When the dust settled at Temple University’s Liacouras Center Saturday afternoon, the granular aspects of a Chester season that just ended at the hands of Reading obscured the Clippers’ underlying realities.
To get to the PIAA quarterfinals is a monumental achievement. Just ask the 4,000 or so Reading fans who trekked to North Broad St. to boisterously fete their Red Knights’ 73-64 victory. For Chester to return within three wins of a state title after a barely-.500 season is the kind of accomplishment a coach lists as the first bullet point on his resume.
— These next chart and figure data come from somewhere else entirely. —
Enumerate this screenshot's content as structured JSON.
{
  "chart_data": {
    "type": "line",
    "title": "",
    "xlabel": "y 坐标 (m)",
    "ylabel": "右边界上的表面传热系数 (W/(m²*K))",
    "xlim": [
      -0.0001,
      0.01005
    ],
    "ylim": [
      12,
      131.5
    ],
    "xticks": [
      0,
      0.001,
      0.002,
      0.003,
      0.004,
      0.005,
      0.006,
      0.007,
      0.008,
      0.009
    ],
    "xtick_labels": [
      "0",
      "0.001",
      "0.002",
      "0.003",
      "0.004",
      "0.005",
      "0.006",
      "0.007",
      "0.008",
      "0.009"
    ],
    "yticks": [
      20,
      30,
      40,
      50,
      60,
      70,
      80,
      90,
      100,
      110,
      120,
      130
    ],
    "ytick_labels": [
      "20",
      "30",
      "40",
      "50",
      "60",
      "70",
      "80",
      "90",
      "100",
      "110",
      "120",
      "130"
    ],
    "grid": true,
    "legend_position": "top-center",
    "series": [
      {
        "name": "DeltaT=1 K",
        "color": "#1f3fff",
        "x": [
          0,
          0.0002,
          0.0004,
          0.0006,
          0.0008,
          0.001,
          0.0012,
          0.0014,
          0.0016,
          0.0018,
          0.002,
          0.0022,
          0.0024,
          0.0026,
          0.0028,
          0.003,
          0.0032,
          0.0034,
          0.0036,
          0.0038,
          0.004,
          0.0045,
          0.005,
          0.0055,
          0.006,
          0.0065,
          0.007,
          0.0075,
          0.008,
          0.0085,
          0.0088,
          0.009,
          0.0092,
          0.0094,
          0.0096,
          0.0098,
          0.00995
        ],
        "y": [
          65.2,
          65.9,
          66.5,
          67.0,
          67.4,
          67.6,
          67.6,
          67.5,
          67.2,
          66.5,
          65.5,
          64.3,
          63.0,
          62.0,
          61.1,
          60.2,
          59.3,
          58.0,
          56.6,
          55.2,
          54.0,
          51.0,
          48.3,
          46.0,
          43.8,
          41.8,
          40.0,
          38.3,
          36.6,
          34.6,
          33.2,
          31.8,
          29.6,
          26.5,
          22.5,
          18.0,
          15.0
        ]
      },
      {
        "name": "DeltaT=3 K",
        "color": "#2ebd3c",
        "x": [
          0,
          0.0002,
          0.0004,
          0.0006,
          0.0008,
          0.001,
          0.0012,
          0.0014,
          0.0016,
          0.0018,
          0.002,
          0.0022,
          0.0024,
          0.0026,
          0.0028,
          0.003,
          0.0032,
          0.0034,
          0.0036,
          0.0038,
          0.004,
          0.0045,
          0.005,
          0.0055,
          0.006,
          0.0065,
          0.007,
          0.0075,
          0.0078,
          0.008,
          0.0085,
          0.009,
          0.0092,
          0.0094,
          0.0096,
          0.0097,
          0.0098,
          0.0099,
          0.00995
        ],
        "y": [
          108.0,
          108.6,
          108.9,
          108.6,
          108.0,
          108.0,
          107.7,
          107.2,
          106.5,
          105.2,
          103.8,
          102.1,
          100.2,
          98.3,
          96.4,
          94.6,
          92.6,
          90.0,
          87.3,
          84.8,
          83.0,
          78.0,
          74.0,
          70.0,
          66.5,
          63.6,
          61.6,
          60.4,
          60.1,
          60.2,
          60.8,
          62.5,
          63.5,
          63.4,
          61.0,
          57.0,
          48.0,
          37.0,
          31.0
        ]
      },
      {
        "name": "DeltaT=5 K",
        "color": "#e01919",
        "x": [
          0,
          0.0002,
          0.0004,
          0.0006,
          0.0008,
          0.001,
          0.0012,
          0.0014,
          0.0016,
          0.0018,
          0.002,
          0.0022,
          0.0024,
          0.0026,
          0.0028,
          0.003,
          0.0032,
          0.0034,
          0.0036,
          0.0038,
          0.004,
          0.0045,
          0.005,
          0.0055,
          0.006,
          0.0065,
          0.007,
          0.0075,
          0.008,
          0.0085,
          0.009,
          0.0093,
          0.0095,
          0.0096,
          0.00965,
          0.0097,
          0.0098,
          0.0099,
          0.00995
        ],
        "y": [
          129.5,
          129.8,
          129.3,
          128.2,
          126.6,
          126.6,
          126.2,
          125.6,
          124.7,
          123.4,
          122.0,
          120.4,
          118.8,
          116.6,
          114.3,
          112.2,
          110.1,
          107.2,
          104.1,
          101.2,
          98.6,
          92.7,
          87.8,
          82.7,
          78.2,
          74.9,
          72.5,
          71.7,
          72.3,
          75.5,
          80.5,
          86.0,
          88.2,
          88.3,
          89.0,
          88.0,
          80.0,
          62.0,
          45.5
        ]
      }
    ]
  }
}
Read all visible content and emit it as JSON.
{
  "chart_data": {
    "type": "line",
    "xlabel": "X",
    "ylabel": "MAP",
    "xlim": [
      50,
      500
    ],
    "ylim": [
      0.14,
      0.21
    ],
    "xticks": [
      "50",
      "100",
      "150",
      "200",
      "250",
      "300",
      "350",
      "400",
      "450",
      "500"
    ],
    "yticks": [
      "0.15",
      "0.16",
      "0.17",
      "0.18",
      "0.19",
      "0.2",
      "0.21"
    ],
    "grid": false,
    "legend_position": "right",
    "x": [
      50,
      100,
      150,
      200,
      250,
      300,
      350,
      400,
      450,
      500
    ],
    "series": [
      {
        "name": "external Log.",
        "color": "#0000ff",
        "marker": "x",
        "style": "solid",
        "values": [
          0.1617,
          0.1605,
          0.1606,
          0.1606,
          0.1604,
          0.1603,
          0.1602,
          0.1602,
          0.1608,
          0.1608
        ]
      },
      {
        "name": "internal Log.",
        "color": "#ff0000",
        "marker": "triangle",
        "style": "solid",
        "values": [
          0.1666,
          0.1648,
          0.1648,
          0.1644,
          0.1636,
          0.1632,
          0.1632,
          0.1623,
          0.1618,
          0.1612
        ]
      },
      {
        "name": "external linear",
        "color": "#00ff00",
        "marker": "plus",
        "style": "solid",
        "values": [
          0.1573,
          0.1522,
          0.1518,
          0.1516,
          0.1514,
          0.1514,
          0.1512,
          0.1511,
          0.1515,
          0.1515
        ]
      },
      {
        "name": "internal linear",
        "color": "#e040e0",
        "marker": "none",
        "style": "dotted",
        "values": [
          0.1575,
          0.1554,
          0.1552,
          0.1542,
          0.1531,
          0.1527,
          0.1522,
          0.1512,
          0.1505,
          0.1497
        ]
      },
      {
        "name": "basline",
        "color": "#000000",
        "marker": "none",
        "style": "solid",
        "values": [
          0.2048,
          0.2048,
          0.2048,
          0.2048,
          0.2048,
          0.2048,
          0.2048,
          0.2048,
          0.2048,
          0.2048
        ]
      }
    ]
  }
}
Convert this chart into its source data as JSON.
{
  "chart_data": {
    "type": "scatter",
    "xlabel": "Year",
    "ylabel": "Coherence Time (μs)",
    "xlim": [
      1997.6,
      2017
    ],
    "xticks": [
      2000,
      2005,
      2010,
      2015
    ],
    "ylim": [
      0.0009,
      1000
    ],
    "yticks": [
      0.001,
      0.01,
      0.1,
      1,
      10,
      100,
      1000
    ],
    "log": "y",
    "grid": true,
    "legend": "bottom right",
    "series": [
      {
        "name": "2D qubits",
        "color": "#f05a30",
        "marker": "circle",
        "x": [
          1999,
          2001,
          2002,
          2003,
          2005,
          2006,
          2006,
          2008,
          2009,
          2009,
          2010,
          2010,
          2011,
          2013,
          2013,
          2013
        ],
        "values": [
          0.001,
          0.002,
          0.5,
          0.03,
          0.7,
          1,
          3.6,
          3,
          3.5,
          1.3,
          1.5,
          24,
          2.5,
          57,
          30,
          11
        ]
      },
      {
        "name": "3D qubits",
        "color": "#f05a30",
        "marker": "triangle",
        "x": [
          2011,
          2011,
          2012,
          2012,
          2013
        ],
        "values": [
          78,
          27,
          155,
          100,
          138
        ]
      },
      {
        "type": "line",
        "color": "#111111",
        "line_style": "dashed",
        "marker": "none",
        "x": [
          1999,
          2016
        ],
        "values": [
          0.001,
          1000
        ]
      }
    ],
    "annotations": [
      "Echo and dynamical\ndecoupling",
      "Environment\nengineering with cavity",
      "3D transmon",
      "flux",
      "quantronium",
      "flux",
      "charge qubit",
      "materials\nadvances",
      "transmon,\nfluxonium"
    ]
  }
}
The mind-boggling stats that swirl around the Clippers — that Saturday was the program’s 31st state quarterfinal, that it hadn’t lost in one since 1999, a run of 11 straight wins in a do-or-die game that had gradually lost that second option — hardly dampen that.
But walking off the court for the final time, the Clippers had plenty to lament. For a program that catalogues its history like few others, the final summation of the 2015-16 bunch defies tidy categorization.
Everything seems to be couched in qualifiers. Chester had a great season … for a team that was 14-11 last year and started 2-5 this season. Chester really hit its stride … though the loss to Plymouth Whitemarsh in the District One final and Saturday’s setback, both at Liacouras, temper that praise.
Chester all-time squads fall into several classifications. Some were defined by a star player, a Jameer Nelson or a Zain Shaw. Some were team-centric through and through, one that made you marvel at how a workmanlike assembly of no-names obliterated competition and created a whole so much greater than the sum of its parts.